Published on September 17th, 2015 | by Joshua S Hill15
David Attenborough Among Renowned Experts Calling For Global Apollo-Style Program For Clean Energy
September 17th, 2015 by Joshua S Hill
One of the world’s most familiar faces, and even more familiar voices, Sir David Attenborough has joined his voice to a group of renowned experts calling for an Apollo-style research program intended to decrease the cost of renewable energy.
Sir David Attenborough is one of the planet’s most famous scientists, known the world over for the soothing tones of his naturalist-documentary voice-overs. The 89-year old has joined his voice to an open letter written via The Guardian calling for world leaders to commit to backing the Global Apollo Programme, itself intending to make renewable energy cheaper than oil within 10 years.

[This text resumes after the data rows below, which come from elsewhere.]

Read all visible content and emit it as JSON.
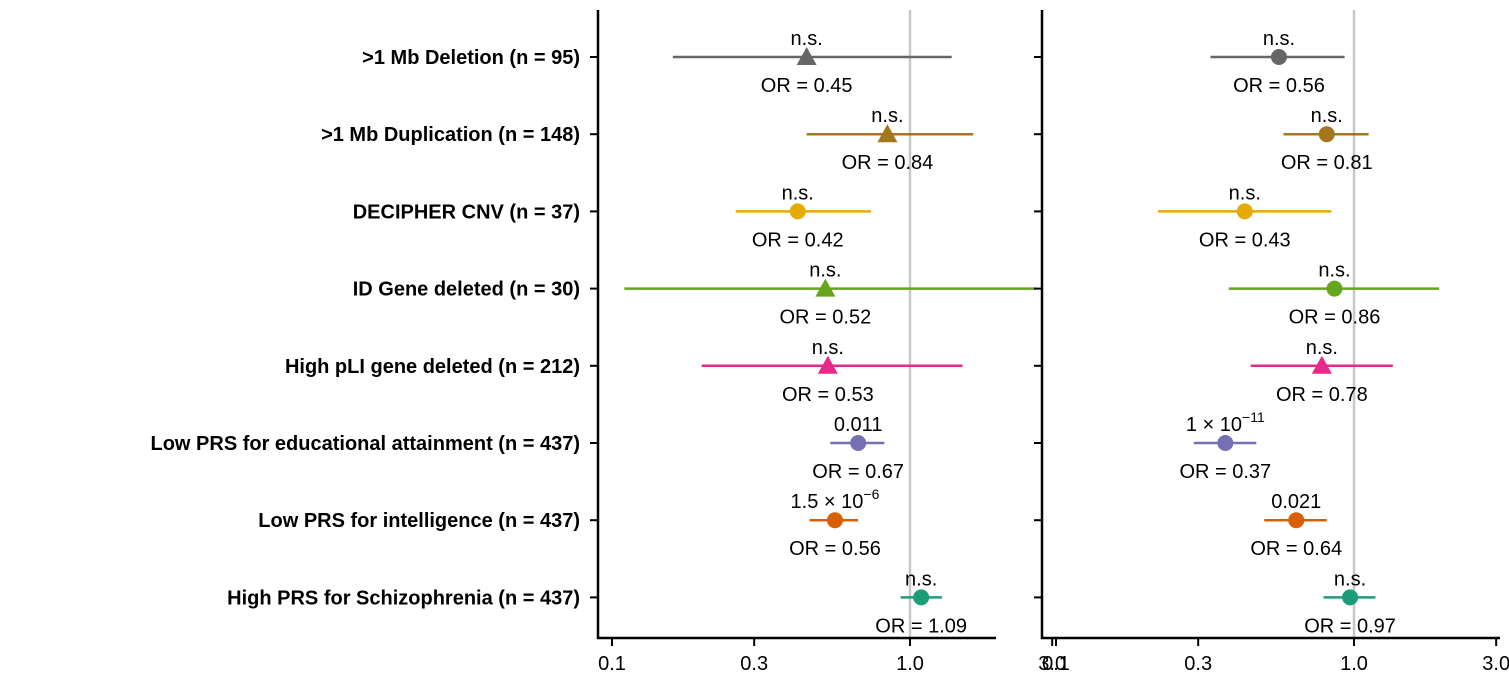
{
  "chart_data": {
    "type": "forest",
    "x_scale": "log",
    "xlim": [
      0.1,
      3.0
    ],
    "x_ticks": [
      0.1,
      0.3,
      1.0,
      3.0
    ],
    "x_tick_labels": [
      "0.1",
      "0.3",
      "1.0",
      "3.0"
    ],
    "reference_line": 1.0,
    "colors": {
      "deletion": "#666666",
      "duplication": "#a6761d",
      "decipher": "#e6ab02",
      "idgene": "#66a61e",
      "pli": "#e7298a",
      "edu": "#7570b3",
      "intel": "#d95f02",
      "scz": "#1b9e77",
      "refline": "#c8c8c8"
    },
    "categories": [
      ">1 Mb Deletion (n = 95)",
      ">1 Mb Duplication (n = 148)",
      "DECIPHER CNV (n = 37)",
      "ID Gene deleted (n = 30)",
      "High pLI gene deleted (n = 212)",
      "Low PRS for educational attainment (n = 437)",
      "Low PRS for intelligence (n = 437)",
      "High PRS for Schizophrenia (n = 437)"
    ],
    "panels": [
      {
        "rows": [
          {
            "or": 0.45,
            "lo": 0.16,
            "hi": 1.38,
            "marker": "triangle",
            "color": "deletion",
            "or_label": "OR = 0.45",
            "p_label": "n.s."
          },
          {
            "or": 0.84,
            "lo": 0.45,
            "hi": 1.63,
            "marker": "triangle",
            "color": "duplication",
            "or_label": "OR = 0.84",
            "p_label": "n.s."
          },
          {
            "or": 0.42,
            "lo": 0.26,
            "hi": 0.74,
            "marker": "circle",
            "color": "decipher",
            "or_label": "OR = 0.42",
            "p_label": "n.s."
          },
          {
            "or": 0.52,
            "lo": 0.11,
            "hi": 2.65,
            "marker": "triangle",
            "color": "idgene",
            "or_label": "OR = 0.52",
            "p_label": "n.s."
          },
          {
            "or": 0.53,
            "lo": 0.2,
            "hi": 1.5,
            "marker": "triangle",
            "color": "pli",
            "or_label": "OR = 0.53",
            "p_label": "n.s."
          },
          {
            "or": 0.67,
            "lo": 0.54,
            "hi": 0.82,
            "marker": "circle",
            "color": "edu",
            "or_label": "OR = 0.67",
            "p_base": "0.011",
            "p_exp": ""
          },
          {
            "or": 0.56,
            "lo": 0.46,
            "hi": 0.67,
            "marker": "circle",
            "color": "intel",
            "or_label": "OR = 0.56",
            "p_base": "1.5 × 10",
            "p_exp": "−6"
          },
          {
            "or": 1.09,
            "lo": 0.93,
            "hi": 1.28,
            "marker": "circle",
            "color": "scz",
            "or_label": "OR = 1.09",
            "p_label": "n.s."
          }
        ]
      },
      {
        "rows": [
          {
            "or": 0.56,
            "lo": 0.33,
            "hi": 0.93,
            "marker": "circle",
            "color": "deletion",
            "or_label": "OR = 0.56",
            "p_label": "n.s."
          },
          {
            "or": 0.81,
            "lo": 0.58,
            "hi": 1.12,
            "marker": "circle",
            "color": "duplication",
            "or_label": "OR = 0.81",
            "p_label": "n.s."
          },
          {
            "or": 0.43,
            "lo": 0.22,
            "hi": 0.84,
            "marker": "circle",
            "color": "decipher",
            "or_label": "OR = 0.43",
            "p_label": "n.s."
          },
          {
            "or": 0.86,
            "lo": 0.38,
            "hi": 1.93,
            "marker": "circle",
            "color": "idgene",
            "or_label": "OR = 0.86",
            "p_label": "n.s."
          },
          {
            "or": 0.78,
            "lo": 0.45,
            "hi": 1.35,
            "marker": "triangle",
            "color": "pli",
            "or_label": "OR = 0.78",
            "p_label": "n.s."
          },
          {
            "or": 0.37,
            "lo": 0.29,
            "hi": 0.47,
            "marker": "circle",
            "color": "edu",
            "or_label": "OR = 0.37",
            "p_base": "1 × 10",
            "p_exp": "−11"
          },
          {
            "or": 0.64,
            "lo": 0.5,
            "hi": 0.81,
            "marker": "circle",
            "color": "intel",
            "or_label": "OR = 0.64",
            "p_label": "0.021"
          },
          {
            "or": 0.97,
            "lo": 0.79,
            "hi": 1.18,
            "marker": "circle",
            "color": "scz",
            "or_label": "OR = 0.97",
            "p_label": "n.s."
          }
        ]
      }
    ]
  }
}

In a speech delivered at Rice University in September of 1962, then-US President John F Kennedy declared that the United States would put a man on the moon by the end of that decade. It was a ridiculous and absurdly overreaching statement, but when that was accomplished in 1969 with Apollo 11.
The same drive and passion that pushed the US to land a man on the moon — even though it had barely even got its space flight program off the ground — is needed now to impact the way renewable energy is developed around the world. The Global Apollo Program, named in honor of the famous US Apollo space program, intends to “accelerate the decarbonisation of the world economy through more rapid technical progress, achieved through an internationally-coordinated program of research and development over a 10-year period.”
Many names have already gotten behind the Global Apollo Program, and a recent open letter published in The Guardian — including Sir David Attenborough’s name — is calling on world leaders to similarly back the program.
“The plan requires leading governments to invest a total of $15 billion a year in research, development and demonstration of clean energy,” the 26 signatories write. “That compares to the $100 billion currently invested in defence research and development globally each year.”